Quando muito, com boa vontade, pode ser nominada de Reforma Eleitoral, nunca Reforma Política.
 
A segunda pressupõe um amplo debate da socidade, a discussão acerca do Sistema de Governo, forma do Estado, revisão do pacto federativo.
 
Nesse ponto (e só nesse ponto) sou obrigado a concordar com muitos parlamentares.
 
Cunha quer jogar para a torcida e, para isso, coloca um arremedo de reforma, parado no Congresso há anos.
 
E razão deve haver para ter ficado parado por muito tempo. Certamente, um dos motivos é o fato do projeto ser muito ruim. Demonstração disso foi a necessidade de Eduardo Cunha retirá-lo da CCJ e dar a relatoria do Projeto para Rodrigo Maia (DEM-RJ).
 
Não acho, contudo, que haja razão para levar o tema ao Supremo Tribunal Federal. Descabido. Seria uma ingerência de um Poder sobre o outro e somente havendo um Lewandovski neste segundo é possível imaginar uma situação sui generis dessas.
 
Aumentar mandatos, diminuir mandatos, eleições somente de 5 em 5 anos. Meu Deus!
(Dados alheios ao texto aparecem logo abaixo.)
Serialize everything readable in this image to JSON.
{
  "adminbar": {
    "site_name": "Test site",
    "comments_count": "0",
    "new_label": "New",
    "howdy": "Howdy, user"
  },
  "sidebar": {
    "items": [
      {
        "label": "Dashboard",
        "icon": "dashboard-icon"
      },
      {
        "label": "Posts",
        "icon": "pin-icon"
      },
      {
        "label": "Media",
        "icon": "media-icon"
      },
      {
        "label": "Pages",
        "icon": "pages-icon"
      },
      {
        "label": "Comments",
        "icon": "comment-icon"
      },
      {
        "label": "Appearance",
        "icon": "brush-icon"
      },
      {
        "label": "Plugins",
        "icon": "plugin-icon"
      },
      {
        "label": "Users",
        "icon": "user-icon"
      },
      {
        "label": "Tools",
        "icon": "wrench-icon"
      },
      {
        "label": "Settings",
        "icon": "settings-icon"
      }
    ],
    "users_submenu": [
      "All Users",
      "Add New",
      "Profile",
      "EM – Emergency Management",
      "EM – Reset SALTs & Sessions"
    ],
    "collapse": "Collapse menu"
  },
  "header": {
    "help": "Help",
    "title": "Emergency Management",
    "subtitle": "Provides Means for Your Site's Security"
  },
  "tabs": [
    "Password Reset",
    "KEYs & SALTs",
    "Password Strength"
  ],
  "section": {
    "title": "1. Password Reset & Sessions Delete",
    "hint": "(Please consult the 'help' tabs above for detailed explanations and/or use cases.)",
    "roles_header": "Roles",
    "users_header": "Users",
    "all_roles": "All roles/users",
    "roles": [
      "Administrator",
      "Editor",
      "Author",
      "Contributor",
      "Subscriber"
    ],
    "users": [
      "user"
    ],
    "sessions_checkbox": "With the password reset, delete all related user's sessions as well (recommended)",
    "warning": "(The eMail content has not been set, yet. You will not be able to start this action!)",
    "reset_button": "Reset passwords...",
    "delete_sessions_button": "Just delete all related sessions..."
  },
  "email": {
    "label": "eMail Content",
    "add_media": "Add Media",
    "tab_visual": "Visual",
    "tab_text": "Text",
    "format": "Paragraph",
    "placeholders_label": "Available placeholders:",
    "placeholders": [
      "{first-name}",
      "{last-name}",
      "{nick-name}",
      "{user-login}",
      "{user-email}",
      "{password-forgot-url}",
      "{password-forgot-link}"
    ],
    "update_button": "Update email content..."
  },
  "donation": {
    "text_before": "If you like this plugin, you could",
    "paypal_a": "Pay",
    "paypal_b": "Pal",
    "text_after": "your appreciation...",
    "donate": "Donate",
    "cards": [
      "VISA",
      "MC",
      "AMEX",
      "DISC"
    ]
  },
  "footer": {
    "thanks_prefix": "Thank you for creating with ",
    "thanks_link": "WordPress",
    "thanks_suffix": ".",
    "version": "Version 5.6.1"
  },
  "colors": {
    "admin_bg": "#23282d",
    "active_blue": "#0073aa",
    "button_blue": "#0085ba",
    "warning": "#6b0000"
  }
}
Que lambança Cunha.
 
Em uma democracia tão embrionária como a nossa, sem sombra de dúvidas, há necessidade de irmos às urnas de 2 em 2 anos, sim! Só desta forma é capaz do povo brasileiro aprender a exercer seu direito de votar e fazê-lo bem feito um dia.
 
Portanto, não se deixe enganar! O que estão discutindo no Parlamento Brasileiro é uma simples reforma eleitoral (simplória, ouso a dizer), nada além disto. Se outra coisa fosse, certamente, parlamentares como Cunha correriam sérios riscos em suas próximas tentativas de retornar ao Planalto Central o que, tenho convicção, não interessa a nenhum dos 513 Deputados e 81 Senadores.